There were few activities that were essential to my Japan bucket list. Other than devouring gratuitous amounts of food, the other two were;
- Touch a deer in Nara
- Bask in the presence of Owls whilst sipping on a weak iced coffee – the coffee part completely non-compulsory.
Fortunately, J puts up with my fixation with cats, foxes, deer and owls and doesn’t mind, or so he says, my dragging him around to audibly ‘awwww’ and tear up at the sight of these magnificent creatures. I should note that I am not someone who usually goes knee-weak for kawaii (check me out, ma, my Japanese is improving!) animals, objects, whatever – only the aforementioned species.
One weekday afternoon, we visited Osaka’s Lucky Owl café, situated down a small arcade and up a rickety flight of stairs near Namba station, Osaka.
I was anxious about having to wait for my owl-time but we were ushered inside, immediately seated and explained the rules. There is no entry fee at the Lucky Owl café, yet patrons are required to order an extortionately priced tea, coffee or juice (1000 yen) before ignoring your beverage completely in order to visit the owls around the small café space.

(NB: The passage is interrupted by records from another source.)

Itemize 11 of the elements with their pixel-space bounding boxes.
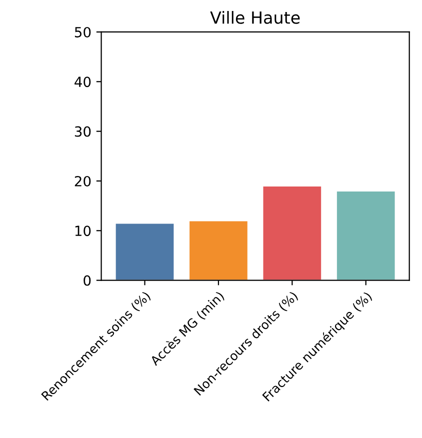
bar [188, 220, 248, 280]
bar [336, 190, 396, 280]
y-tick-label: 30 [74, 126, 91, 137]
chart-title: Ville Haute [210, 10, 300, 24]
y-tick-label: 40 [74, 76, 91, 88]
y-tick-label: 20 [74, 176, 91, 186]
bar [114, 222, 175, 280]
y-tick-label: 10 [75, 226, 91, 236]
bar [262, 185, 322, 280]
y-tick-label: 0 [84, 275, 91, 286]
y-tick-label: 50 [74, 26, 91, 38]
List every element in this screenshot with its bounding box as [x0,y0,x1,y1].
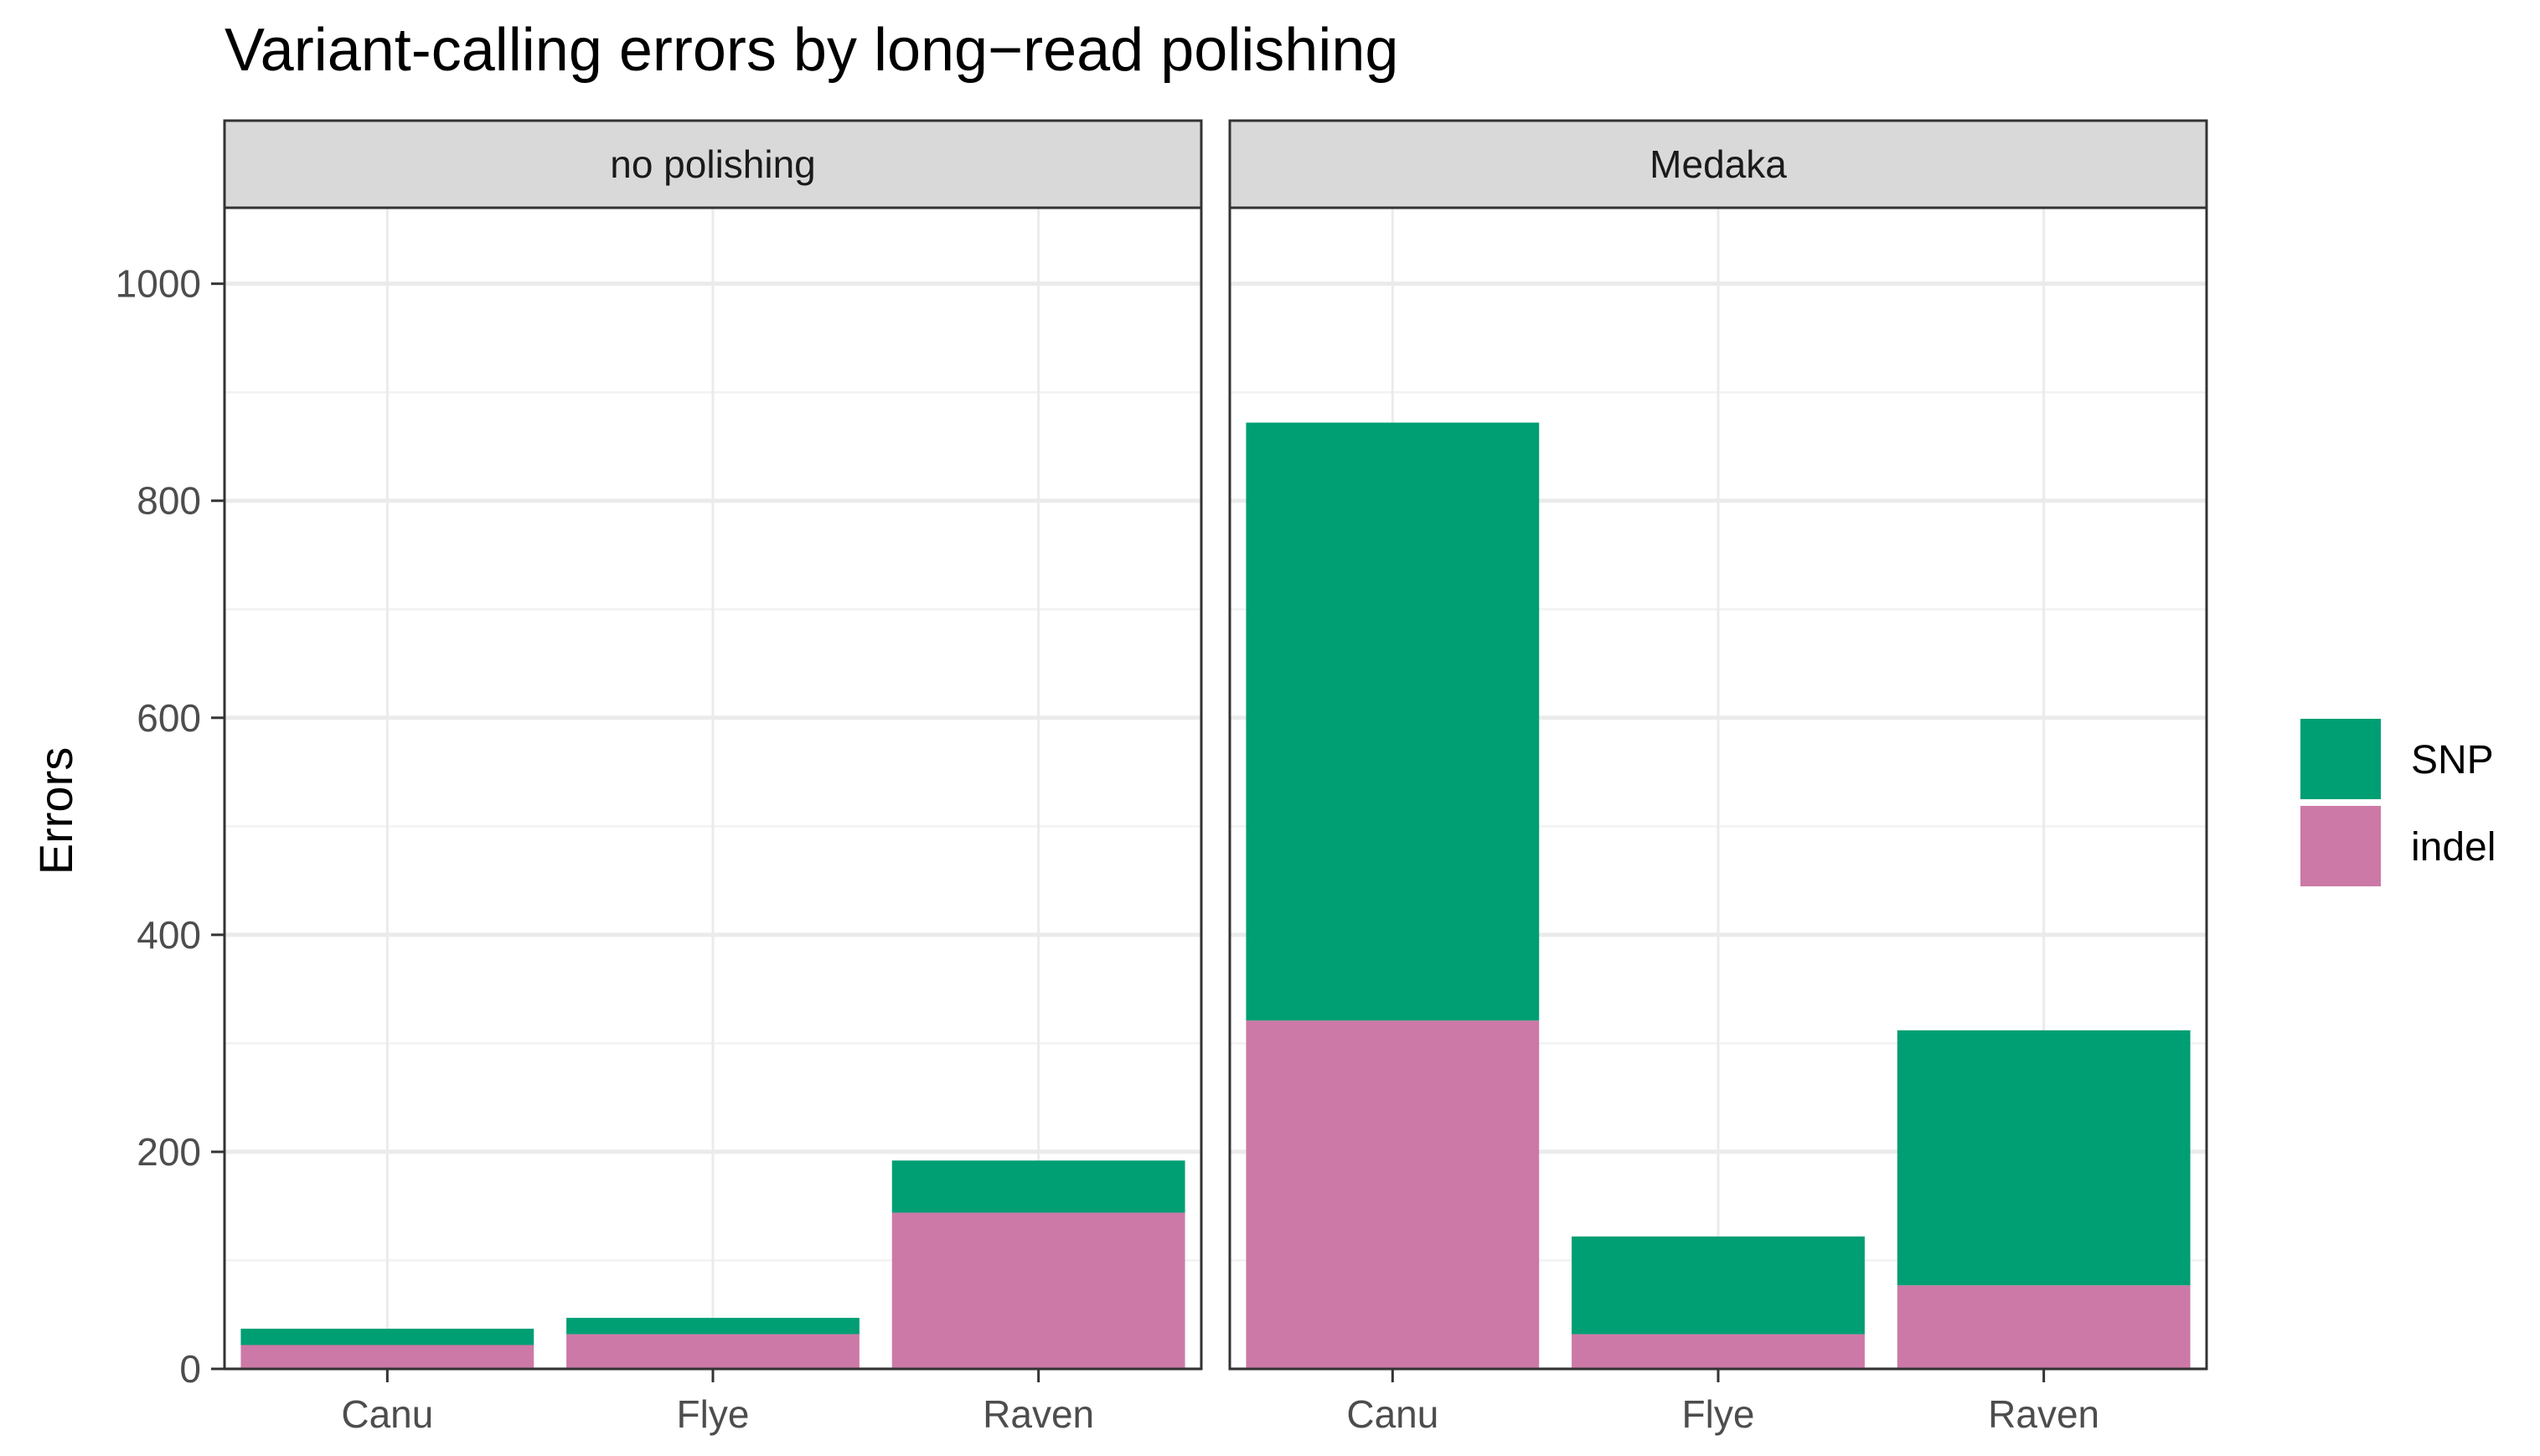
bar-snp [891,1160,1185,1213]
bar-indel [1897,1285,2191,1369]
x-tick-label: Raven [1988,1392,2099,1436]
x-tick-label: Flye [677,1392,750,1436]
y-tick-label: 800 [137,479,201,523]
x-tick-label: Raven [983,1392,1094,1436]
y-axis-label: Errors [29,747,82,875]
bar-snp [240,1329,534,1345]
bar-snp [1897,1030,2191,1286]
panel: Canu Flye Raven no polishing [223,119,1203,1436]
legend-label: indel [2411,825,2496,870]
bar-indel [1246,1020,1540,1369]
y-tick-label: 0 [179,1347,201,1391]
facet-strip [223,119,1203,209]
panels: Canu Flye Raven no polishing Canu Flye Raven Me… [223,119,2208,1436]
legend-key-indel [2300,806,2381,886]
bar-indel [891,1212,1185,1369]
legend: SNP indel [2300,719,2496,886]
y-axis: 0 200 400 600 800 1000 [116,262,225,1391]
bar-indel [566,1334,860,1369]
chart-title: Variant-calling errors by long−read poli… [225,17,1398,84]
bar-indel [1572,1334,1865,1369]
x-tick-label: Canu [1346,1392,1438,1436]
facet-strip [1228,119,2208,209]
facet-label: no polishing [610,142,816,186]
bar-snp [1246,422,1540,1021]
y-tick-label: 600 [137,696,201,740]
y-tick-label: 400 [137,913,201,957]
panel: Canu Flye Raven Medaka [1228,119,2208,1436]
bar-indel [240,1345,534,1369]
facet-label: Medaka [1649,142,1787,186]
x-tick-label: Flye [1682,1392,1755,1436]
y-tick-label: 1000 [116,262,201,306]
bar-snp [1572,1236,1865,1335]
x-tick-label: Canu [341,1392,433,1436]
legend-key-snp [2300,719,2381,799]
bar-snp [566,1318,860,1335]
legend-label: SNP [2411,738,2494,782]
y-tick-label: 200 [137,1130,201,1174]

The rules are pretty easy to follow; each owl has a coloured card associated with it:
- Red – do not touch the owl
- Yellow – it’s ok to lightly touch its beak, head and upper-back
- Green – only gently touch the beak, preferably with the back of your hand
And absolutely no flash photography is allowed.
In the corner sat the largest feathered creature I have ever seen, Tiana. A glorious white spattered owl which would have easily be the same size as my torso. Statuesque Tiana was obviously the beloved owl of Lucky Owl, she even had a chalk drawing of her on the blackboard in front of the café. Tiana had her own rule card – describing how to gently call her name, and then touch her beak before touching her on her head or upper- back.
I must confess that approaching the owls was daunting at first – but they generally had a beautiful temperament, except one owl that was constantly screeching and clearly eager to fly away. Their feathers were soft and one owl which reminded me of Hedwig would gently close its large eyes whenever I softly petted her head. Love.
One of the concerns whenever visiting any business that has animals in confinement is the standard of their welfare. Previous to visiting any owl café, I had seen photos of owls being hauled around by chains wrapped around their talons, being forced to sit upon the shoulders of café goers which made me apprehensive in supporting such businesses. Lucky Owl, from what I could determine, was pretty serious about the treatment of their owls – one strike against the rules and you’re out. The owls had lengthy ropes attached to them to allow some degree of free-roaming and patrons are not permitted to leash them along like some other Owl cafes. The only trepidation I have with Japan’s Owl café culture may be the unnatural environment they are placed in. Owls are biologically nocturnal creatures so they are constantly being disturbed during the time they should be resting and it was quite apparent how exhausted some of them were during the afternoon we visited.
I have heard that the Lucky Owl also temporarily boards owls owned by individuals so it must be doing something right or else people wouldn’t board their beloved feathered housemates there.
Just before our hour was up, we said a quick goodbye to the owls and left feeling our owl café visit was a positive experience. I should end this post with some form of punch line here so I’ll do what every other blogger has done on the topic of owls and say that we had a hoot visiting Lucky Owl. Hah.